Heres the problem with everyone interesting in buying hotels right now...the problem is that everyone is interested in buying hotels. Its really difficult to tell what will happen, but we know big time operators who only specialize in hotels that are salivating at the idea of buying hotels for even a 20% discount. However, theres a lot more liquidity now then there was in 2008, but one other thing to note is that even during the GFC, hotel values didn't drop to the level that you would think. Sure you'll find some hotels trade for a discount, but I just dont think it makes sense to be an opportunistic buyer in it, if the only discount your getting is 10%. I also know a lot of guys in forbearance including ourselves. We will under no circumstance sell for a 20% discount over night. The only way hotel values adjust is that revenue has to see extended periods of declines to justify the new valuation. You can't just offer a 20% discounted price because someone had three bad months, but if it is 12-14 months of constant declines, thats when the discounts start. You'll have to wait.

Array
 

You can’t really compare today’s crisis to 2008 for the hotel industry. Occupancy rates are essentially 0% vs. 50-60% during the 2008 financial crisis when you could at least cover your debt service. Essentially every hotel out there with leverage (probably most) is going to need some sort of expensive rescue capital in the form of preferred equity, mezz or common equity. Considering that no one knows when the recovery will happen (some pointing to 2023) or look like it’s going to be extremely difficult to source this. Even if an owner is somehow successful in finding rescue capital their cost basis is going increase substantially coming out of this from all the carrying cost and the return-on-cost isn’t going to be attractive. As an owner why throw good money after bad. As a lender I’d be looking to get out of hotels asap via a loan sale to what will probably be an opportunistic buyer who’s looking to take the keys back. At the current rate owners are going to be forced into transactions and you're going to see a major basis reset for the ROC% to pencil out.
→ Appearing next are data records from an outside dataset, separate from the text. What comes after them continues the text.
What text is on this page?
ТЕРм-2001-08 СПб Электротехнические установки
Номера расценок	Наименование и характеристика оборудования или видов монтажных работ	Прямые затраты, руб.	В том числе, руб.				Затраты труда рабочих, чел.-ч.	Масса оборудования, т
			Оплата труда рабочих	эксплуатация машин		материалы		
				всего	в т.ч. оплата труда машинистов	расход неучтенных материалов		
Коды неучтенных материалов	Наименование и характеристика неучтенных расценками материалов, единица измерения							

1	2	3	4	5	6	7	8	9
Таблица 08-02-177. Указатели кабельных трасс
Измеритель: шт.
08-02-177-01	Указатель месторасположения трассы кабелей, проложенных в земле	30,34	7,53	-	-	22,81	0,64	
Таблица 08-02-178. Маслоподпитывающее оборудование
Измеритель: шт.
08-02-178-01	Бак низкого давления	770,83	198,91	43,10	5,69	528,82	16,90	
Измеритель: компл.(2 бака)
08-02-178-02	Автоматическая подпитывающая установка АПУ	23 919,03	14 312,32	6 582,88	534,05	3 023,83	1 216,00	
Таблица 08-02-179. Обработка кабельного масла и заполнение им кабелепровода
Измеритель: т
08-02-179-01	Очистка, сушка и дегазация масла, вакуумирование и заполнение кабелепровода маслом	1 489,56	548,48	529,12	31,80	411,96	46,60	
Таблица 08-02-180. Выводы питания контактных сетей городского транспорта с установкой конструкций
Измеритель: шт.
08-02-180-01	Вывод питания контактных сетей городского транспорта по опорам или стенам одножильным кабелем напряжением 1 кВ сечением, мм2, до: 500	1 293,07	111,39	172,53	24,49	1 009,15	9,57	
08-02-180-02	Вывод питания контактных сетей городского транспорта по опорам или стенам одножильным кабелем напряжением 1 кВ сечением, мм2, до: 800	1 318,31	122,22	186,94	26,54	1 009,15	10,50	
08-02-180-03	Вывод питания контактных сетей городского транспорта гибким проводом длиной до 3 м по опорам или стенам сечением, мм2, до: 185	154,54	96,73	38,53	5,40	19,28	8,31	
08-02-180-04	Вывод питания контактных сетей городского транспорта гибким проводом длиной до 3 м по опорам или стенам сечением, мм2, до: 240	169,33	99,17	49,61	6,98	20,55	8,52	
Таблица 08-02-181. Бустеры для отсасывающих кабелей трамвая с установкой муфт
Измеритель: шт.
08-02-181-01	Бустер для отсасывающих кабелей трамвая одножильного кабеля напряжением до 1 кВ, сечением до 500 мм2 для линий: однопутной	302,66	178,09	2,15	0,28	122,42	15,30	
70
When you say you can’t see values dropping 20%, take a look at the public equity markets where values are down 50%+.

 

I dont know how much values will drop. My point is I know hundreds of owners, I go to industry conferences. We specialize in this. Everyone is looking for deals. So yes the environment is much different than 2008 because there is liquidity. Yes occupancy is zero, but that is not economy related, it is regulation related. Believe me I would love for prices to fall. You're right banks may off load some loans, but many of the guys I know, whether it be a small franchisee or a large REIT are fairly well capitalized. Yes, you will have your duds. Also I would not reference the stock market as an accurate gauge of the economy or valuations at this point. All I am saying is that for every 1 guy I see talking about selling their property for a discount, I see 10 willing to pick it up. Too much capital out there. I agree that UW will reset, but there is still so much capital out there right now, that to some it doesn't matter. Part of the reason valuations keep rising is that holding cash is less beneficial to some, they'd rather buy something and get whatever yield. This is too early of a conversation to make even a slightly educated guess. I foresee if demand is low until 2021, it will get bloody for sure, but we just dont know, thats the issue.

Array
 

You could look at post 9\11 data in the NYC area and compare. I spoke to a DOS of two well known hotels in the area and he said post 9\11 they were between single digit and low teens in occupancy for about a year post.

 

I don't think it makes sense to avoid ANY particular asset class right now - you should be avoiding specific firms not the assets.

I wouldn't want to be starting a role at a fund that is overlevered in opportunistic retail or hotels in tertiary cities - but I'd love to be starting at a well capitalized (and well connected in the case of retail) firm that is starting a distressed fund for either of those asset classes.

 
CREnadian:
I don't think it makes sense to avoid ANY particular asset class right now

Beyond that, if you don't have a job, I wouldn't be avoiding any job right now. I feel for the kids coming out of school into this situation.